Nick Squires in Sydney
30 January 2005
Sick of being mistaken for Australians, and increasingly removed from their British colonial heritage, some New Zealanders are campaigning to ditch their national flag, perhaps in favour of a new, Maori-influenced design.
Last week a campaign group, the NZflag.com Trust, began canvassing the public
and collecting signatures in the capital, Wellington, as well as Auckland and
three other cities.
The group has to collect 300,000 signatures in order to force a referendum on
the issue. Ideally, that would be held in conjunction with the next general
election. A date for the poll has not been set but it must be held before September.
One of the backers of the campaign is Catherine Tizard, a former governor-general who insists there is no contradiction between her past role as the British queen's representative in New Zealand and her desire to abandon the flag and the Union Jack it incorporates.
"The issue is not one of forgetting our British heritage, it's one of defining New Zealand's identity - what symbolises us as a modern independent nation," said Dame Catherine, who was governor-general from 1990 to 1996.
"There's nothing of New Zealand in the present flag. The Union Jack is British and the Southern Cross is common to the whole southern hemisphere. It's absurd that we should have a flag that is so similar to that of our next-door neighbour that people get the two mixed up."
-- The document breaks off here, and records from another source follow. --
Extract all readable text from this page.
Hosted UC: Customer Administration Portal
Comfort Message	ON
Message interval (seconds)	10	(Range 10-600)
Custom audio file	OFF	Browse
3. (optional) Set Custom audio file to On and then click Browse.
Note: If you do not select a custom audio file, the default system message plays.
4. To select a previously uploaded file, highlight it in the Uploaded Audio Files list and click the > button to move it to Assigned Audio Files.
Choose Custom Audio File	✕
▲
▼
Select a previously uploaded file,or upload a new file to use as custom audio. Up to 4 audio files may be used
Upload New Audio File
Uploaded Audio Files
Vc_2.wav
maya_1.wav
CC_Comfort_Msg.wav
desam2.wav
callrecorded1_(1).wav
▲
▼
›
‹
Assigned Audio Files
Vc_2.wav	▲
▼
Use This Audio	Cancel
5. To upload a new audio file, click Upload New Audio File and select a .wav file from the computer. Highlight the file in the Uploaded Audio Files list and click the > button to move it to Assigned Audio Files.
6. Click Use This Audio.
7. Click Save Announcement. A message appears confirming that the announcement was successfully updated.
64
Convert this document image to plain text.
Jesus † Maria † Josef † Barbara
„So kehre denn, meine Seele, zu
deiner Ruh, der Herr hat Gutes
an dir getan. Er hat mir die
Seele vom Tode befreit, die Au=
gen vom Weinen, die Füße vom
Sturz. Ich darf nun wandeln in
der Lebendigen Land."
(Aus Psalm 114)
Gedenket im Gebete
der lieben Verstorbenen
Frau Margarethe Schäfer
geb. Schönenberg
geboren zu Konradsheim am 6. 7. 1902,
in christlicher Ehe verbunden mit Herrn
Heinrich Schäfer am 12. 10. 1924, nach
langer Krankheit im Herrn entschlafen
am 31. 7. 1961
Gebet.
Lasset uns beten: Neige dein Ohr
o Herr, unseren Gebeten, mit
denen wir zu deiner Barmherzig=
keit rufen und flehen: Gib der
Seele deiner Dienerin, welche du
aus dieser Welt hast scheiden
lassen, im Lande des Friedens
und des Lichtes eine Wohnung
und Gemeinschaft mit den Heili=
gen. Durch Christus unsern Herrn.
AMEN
Similarities between the flags of New Zealand and Australia are so close as to be absurd, campaigners say. Both feature the Union Jack in the corner and a large Southern Cross. While the stars of the constellation on the Australian flag are white, those on the New Zealand flag are red, bordered by white.
The flags are frequently confused at sporting events and public ceremonies.
The present New Zealand flag is up against several new designs which include a representation of the country's iconic flightless bird, the kiwi, the silver tree fern, an abstract Maori design or a combination of all three.
Changing the flag, Dame Catherine insists, has nothing to do with New Zealand becoming a republic. Unlike Australia, which held a referendum on whether to cut constitutional links with the British crown in 1999, the republican debate in New Zealand is low-key. New Zealand retains Queen Elizabeth as head of state and is active within the Commonwealth.
Jo Coughlan, the spokeswoman for the trust, said changing the flag would reflect the increasing number of Pacific islanders and Asians who now call New Zealand home. Thousands of Indians and Chinese have emigrated to New Zealand in the past decade, and Auckland now has the world's largest congregation of Pacific islanders.
"We've moved on and having the Union Jack on the flag is not relevant any more. It's not a rejection of our British heritage. It's just that it doesn't represent who we are today."